Expanded price negotiation exemption for orphan drugs to cost Medicare $8.8B over 10 years: CBO

A provision of the summer’s One Big Beautiful Bill Act bumping a slew of orphan drugs from Medicare price negotiation is estimated to cost the program $8.8 billion over the course of a decade, according to a revised estimate from the nonpartisan Congressional Budget Office.

That tally is about $3.7 billion higher than the CBO’s estimate over the summer, which did not include three drugs that the office now believes would be eligible—Darzalex (daratumumab), Keytruda (pembrolizumab) and Opdivo (nivolumab).

Monday’s updated tally (PDF) was requested by Democrat lawmakers, though the CBO acknowledged in its response that it had also been contacted by outside experts shortly after its summer release with suggestions on additional products that could be affected by the reconciliation bill’s expanded orphan drug exemption.

The lawmakers said Monday the report details “an enormous $8.8 billion sweetheart deal to Big Pharma companies at the expense of seniors.” The pharmaceutical industry and the administration have said the broadened exemptions are needed to encourage ongoing investment into rare disease treatments.

The CBO’s new estimate includes some wiggle room due to how the Centers for Medicare and Medicaid Services could subject different formulations of the three drugs to price negotiation.

“If all formulations were subject to negotiation in the same year, the estimated cost of section 71203 over the 2025–2034 period would be $10.9 billion,” the CBO wrote. “Conversely, if CMS treated some formulations as separate drugs, the estimated cost would be $6.7 billion for the same period.”

The office also warned that its updated estimate does not reflect policies outlined in final guidance for 2028 price negotiations released by CMS last month, which notably include a plan to incorporate Medicare Advantage spending into the drug expenditure formula used to rank drugs for negotiation.

The Inflation Reduction Act of 2022, which authorized CMS to negotiate prices for a select number of drugs, included an exemption for rare disease treatments that have received a single orphan drug designation from the Food and Drug Administration, and with approved indications limited to that designation. The exemption ran nine years for small-molecule drugs and 13 years for biologics.

The pharmaceutical industry argued that the structure of that exemption disincentivized companies from conducting follow-tests of rare disease therapies in pursuit of a second designation. Provisions included in the One Big Beautiful Bill Act broadened those exemptions, and CMS began putting the changes into effect with September’s final guidance.

“These enhanced protections preserve critical incentives for rare disease research while maintaining negotiation eligibility when appropriate,” CMS said at the time.

However, the new numbers triggered harsh words from leading Democrats.

In a joint statement, House Ways and Means Committee Ranking Member Richard Neal, D-Massachusetts; House Energy and Commerce Committee Ranking Member Frank Pallone, Jr., D-New Jersey, and Senate Finance Committee Ranking Member Ron Wyden, D-Oregon, who had requested the CBO’s report, said the recent legislation allows drug companies to maintain high prices. They cast the bill’s “giant loophole” alongside Medicaid funding cuts, expiring Affordable Care Act Marketplace enhanced subsidies and other healthcare policy points at the heart of the ongoing shutdown.

“While Republicans were drafting the largest health care cut in history, they quietly tucked in language to weaken Medicare’s ability to negotiate lower drug prices for seniors,” they said. “This is a Trojan Horse policy that will undermine efforts to lower prescription drug prices for years to come.”

Brianna Allen, spokesperson for drug manufacturer industry group PhRMA, said "Congress passed the Orphan Drug Act in recognition of the unique challenges of researching and developing medicines for rare and orphan diseases with bipartisan support. With more than 90% of rare diseases still lacking an approved therapy, it’s critical that we have policies that support continued innovation to meet the urgent needs of patients and families."

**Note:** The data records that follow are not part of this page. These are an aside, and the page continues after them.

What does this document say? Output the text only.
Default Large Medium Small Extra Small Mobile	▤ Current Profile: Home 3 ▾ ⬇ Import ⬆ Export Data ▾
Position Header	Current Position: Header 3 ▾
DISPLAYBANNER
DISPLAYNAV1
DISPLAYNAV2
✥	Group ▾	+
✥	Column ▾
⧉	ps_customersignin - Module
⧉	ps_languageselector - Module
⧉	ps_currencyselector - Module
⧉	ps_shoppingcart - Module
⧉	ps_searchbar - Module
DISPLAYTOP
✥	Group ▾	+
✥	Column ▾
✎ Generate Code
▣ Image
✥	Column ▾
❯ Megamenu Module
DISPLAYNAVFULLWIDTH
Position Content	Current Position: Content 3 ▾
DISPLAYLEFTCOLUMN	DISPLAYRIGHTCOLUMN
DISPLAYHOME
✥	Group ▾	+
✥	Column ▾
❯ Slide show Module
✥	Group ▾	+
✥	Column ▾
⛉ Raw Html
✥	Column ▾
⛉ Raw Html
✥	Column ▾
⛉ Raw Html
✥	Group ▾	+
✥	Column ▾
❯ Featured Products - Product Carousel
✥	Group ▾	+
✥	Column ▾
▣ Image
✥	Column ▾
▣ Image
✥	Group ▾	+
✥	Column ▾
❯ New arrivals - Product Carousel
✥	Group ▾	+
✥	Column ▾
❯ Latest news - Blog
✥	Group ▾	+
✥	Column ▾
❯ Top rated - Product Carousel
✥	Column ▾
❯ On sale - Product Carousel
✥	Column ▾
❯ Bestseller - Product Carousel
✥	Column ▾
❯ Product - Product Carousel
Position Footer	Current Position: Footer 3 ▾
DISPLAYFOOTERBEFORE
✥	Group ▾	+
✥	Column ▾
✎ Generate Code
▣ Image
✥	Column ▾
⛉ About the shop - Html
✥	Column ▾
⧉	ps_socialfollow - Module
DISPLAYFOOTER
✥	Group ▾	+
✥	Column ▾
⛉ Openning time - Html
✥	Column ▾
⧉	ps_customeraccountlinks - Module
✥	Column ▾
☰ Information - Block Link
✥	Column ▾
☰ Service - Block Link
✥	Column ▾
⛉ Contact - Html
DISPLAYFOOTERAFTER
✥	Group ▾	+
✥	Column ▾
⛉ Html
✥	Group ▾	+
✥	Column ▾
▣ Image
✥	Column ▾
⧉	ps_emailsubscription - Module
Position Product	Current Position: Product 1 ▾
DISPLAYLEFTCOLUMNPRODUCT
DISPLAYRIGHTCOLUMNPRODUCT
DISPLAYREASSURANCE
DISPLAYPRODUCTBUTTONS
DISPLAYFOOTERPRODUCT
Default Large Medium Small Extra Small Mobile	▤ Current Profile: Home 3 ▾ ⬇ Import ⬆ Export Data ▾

Merith Basey, executive director for Patients for Affordable Drugs Now, a consumer advocacy group, echoed the Democrats by describing the expanded exemptions as "a wildly expensive handout to Big Pharma." She also urged lawmakers to reject two other bills that would expand small-molecule drugs and genetically targeted drugs' nine-year delays from price negotiation to 13 years.

"Any support for these bills goes against the will of the 90% of Americans who want Congress to go further to lower drug prices—not facilitate another handout to Big Pharma,” she said in a Monday statement.

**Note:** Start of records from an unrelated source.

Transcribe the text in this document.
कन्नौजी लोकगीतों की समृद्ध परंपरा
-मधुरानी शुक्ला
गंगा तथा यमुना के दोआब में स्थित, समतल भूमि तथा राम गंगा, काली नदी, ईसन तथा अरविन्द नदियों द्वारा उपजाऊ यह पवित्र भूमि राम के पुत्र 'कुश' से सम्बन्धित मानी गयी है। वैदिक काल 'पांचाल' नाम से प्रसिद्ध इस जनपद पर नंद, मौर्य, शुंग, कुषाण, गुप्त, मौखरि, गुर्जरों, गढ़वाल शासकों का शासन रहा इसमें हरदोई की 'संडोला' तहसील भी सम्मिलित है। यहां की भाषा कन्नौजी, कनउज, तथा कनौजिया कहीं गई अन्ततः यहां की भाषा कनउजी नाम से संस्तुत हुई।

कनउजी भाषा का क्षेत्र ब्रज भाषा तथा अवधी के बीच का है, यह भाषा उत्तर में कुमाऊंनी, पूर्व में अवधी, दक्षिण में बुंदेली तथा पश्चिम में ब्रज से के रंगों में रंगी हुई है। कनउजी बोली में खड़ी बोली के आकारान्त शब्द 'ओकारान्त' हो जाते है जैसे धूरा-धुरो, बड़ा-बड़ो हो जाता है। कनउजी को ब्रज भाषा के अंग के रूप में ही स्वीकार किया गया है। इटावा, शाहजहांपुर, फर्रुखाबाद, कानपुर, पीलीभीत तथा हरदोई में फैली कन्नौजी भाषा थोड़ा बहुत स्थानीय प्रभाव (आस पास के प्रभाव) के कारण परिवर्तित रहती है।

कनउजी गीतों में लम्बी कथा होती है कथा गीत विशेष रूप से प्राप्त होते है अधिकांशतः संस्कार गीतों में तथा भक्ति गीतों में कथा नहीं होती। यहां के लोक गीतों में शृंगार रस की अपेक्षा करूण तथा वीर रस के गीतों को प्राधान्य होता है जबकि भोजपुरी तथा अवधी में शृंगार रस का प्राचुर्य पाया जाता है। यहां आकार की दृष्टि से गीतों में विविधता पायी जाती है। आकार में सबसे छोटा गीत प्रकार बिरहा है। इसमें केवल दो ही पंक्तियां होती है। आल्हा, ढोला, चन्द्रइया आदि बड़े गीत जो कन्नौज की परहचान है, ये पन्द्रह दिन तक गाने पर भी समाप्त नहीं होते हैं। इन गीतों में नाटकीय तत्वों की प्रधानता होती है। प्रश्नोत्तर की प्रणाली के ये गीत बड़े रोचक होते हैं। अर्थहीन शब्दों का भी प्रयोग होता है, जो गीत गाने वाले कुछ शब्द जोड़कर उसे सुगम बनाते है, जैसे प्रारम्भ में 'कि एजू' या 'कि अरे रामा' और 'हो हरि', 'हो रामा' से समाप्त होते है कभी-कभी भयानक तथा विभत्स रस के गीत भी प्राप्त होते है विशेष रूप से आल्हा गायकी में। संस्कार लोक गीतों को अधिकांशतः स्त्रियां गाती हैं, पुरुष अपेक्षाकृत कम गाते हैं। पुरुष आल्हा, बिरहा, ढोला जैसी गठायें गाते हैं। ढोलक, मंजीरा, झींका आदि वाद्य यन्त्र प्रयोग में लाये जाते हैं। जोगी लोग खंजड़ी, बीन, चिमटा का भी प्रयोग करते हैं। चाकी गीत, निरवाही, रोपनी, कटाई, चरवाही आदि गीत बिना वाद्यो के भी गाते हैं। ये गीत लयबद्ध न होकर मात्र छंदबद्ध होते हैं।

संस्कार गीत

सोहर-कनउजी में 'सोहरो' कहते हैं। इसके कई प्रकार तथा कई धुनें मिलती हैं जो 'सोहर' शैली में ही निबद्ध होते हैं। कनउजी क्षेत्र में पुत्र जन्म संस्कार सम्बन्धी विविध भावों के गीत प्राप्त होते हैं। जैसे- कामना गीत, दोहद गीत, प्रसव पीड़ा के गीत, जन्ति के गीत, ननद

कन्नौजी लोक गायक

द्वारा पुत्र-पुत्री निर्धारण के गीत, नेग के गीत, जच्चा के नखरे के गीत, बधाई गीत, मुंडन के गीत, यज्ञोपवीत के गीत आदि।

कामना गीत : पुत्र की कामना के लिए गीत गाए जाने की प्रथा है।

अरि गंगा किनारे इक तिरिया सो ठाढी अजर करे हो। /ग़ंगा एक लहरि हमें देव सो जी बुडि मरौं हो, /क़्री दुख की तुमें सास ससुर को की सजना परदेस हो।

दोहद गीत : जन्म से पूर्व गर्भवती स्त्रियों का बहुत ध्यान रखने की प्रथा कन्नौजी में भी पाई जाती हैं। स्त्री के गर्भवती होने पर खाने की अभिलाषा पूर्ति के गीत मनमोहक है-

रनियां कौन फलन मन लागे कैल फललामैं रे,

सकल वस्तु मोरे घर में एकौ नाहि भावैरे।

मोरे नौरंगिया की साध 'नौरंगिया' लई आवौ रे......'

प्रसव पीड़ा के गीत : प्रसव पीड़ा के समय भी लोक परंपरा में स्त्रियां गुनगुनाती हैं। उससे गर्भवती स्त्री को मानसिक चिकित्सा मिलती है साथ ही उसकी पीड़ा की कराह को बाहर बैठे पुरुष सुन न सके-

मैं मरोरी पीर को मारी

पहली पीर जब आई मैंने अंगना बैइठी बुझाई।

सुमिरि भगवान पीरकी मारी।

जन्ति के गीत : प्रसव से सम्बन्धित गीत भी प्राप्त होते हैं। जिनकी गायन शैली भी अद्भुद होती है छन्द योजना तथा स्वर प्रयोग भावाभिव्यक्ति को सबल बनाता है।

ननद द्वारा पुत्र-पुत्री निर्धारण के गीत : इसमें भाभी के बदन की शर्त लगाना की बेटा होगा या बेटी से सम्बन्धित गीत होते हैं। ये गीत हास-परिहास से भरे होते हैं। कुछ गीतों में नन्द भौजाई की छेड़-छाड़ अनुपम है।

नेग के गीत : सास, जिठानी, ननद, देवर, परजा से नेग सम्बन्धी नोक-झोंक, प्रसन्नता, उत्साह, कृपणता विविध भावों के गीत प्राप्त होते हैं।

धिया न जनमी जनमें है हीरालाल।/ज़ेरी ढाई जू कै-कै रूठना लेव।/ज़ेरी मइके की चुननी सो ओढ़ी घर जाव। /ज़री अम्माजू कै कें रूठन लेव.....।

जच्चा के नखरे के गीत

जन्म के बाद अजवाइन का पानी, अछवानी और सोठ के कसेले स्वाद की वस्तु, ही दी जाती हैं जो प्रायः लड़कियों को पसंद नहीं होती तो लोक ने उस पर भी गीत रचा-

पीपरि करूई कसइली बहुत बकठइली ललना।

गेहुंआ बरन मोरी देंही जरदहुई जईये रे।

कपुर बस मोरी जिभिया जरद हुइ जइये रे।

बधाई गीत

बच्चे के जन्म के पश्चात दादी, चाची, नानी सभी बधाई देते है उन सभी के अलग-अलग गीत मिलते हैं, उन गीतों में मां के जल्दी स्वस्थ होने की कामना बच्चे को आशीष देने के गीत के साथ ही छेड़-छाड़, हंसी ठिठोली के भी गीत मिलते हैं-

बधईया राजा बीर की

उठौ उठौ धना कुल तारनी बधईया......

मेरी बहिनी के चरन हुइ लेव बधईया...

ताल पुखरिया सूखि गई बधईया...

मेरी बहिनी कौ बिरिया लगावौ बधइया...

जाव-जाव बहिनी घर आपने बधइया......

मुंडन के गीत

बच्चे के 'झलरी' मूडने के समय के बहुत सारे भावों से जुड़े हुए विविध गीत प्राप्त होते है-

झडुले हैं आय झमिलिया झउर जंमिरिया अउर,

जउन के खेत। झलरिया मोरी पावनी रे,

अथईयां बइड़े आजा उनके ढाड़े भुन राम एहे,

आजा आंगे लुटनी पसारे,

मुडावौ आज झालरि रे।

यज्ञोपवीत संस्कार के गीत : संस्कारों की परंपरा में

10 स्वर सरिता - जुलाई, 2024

Mark Miller, executive vice president of healthcare at philanthropy and policy research group Arnold Ventures, responded to the updated analysis with calls for Congress to repeal the exemption.

“This nearly $9 billion exemption is a giveaway that protects pharmaceutical monopolies and leaves patients and taxpayers on the hook for higher cancer treatment costs,” he said in a statement. “It contradicts the administration’s expressed interest in reducing drug prices and the public’s demand for Congress to act in addressing the high cost of prescription drugs.”